À travers ces œuvres, Sansal illustre magistralement l’idée nietzschéenne selon laquelle l’humanité est condamnée à revivre cycliquement ses erreurs tragiques. La barbarie ne meurt jamais vraiment ; elle sommeille et ressurgit dès que les sociétés baissent leur garde. Cette vision pessimiste mais lucide fait de Sansal un écrivain majeur de notre temps, un veilleur qui nous rappelle que la liberté est toujours menacée.
Attribuer le Nobel à Sansal serait reconnaître non seulement son talent littéraire, mais aussi son courage exceptionnel.
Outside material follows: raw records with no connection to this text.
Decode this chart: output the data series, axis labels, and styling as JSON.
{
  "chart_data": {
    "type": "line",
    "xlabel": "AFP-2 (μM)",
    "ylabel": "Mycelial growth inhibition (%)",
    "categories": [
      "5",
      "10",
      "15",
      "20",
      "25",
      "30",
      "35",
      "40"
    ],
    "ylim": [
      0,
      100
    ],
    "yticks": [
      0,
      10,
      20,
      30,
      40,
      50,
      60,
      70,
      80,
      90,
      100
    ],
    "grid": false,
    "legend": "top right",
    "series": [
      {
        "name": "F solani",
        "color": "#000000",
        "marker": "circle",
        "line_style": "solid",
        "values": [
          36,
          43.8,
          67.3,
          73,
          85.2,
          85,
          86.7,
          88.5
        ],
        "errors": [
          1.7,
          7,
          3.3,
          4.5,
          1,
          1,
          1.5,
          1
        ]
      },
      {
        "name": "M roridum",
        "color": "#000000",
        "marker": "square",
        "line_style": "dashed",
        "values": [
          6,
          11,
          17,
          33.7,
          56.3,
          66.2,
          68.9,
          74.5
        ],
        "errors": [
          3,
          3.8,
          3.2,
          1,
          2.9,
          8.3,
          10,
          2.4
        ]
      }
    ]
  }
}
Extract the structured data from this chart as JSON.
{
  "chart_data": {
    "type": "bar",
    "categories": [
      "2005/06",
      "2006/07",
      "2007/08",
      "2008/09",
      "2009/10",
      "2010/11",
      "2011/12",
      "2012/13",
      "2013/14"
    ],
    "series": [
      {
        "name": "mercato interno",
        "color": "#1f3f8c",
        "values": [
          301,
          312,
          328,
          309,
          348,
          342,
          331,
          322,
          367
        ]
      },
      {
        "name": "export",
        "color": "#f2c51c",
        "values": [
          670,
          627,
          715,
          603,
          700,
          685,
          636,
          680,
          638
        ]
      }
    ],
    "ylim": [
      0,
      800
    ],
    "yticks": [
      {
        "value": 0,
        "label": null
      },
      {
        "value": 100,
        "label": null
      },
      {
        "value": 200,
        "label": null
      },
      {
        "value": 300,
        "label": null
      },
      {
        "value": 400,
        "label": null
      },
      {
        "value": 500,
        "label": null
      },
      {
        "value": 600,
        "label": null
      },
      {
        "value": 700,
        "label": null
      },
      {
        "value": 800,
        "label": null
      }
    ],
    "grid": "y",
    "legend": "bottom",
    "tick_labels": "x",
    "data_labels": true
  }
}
Dans un monde où la liberté d’expression recule, où les écrivains sont souvent réduits au silence, primer Sansal enverrait un message fort : la littérature reste un rempart contre l’obscurantisme et la tyrannie.
Un geste symbolique et nécessaire
Comme le rappellent les auteurs de la tribune, le prix Nobel de littérature n’est pas qu’une consécration esthétique. C’est aussi un acte politique qui peut servir de protection à des voix menacées. En distinguant Boualem Sansal, le comité Nobel saluerait les valeurs de liberté et de résistance que défend l’écrivain, tout en attirant l’attention internationale sur son sort.
À l’heure où Sansal croupit en prison pour avoir osé penser et écrire librement, lui décerner le Nobel serait un acte de justice littéraire autant que de solidarité humaine. Ce serait affirmer que la littérature, loin d’être un simple divertissement, demeure une arme essentielle contre toutes les formes d’asservissement.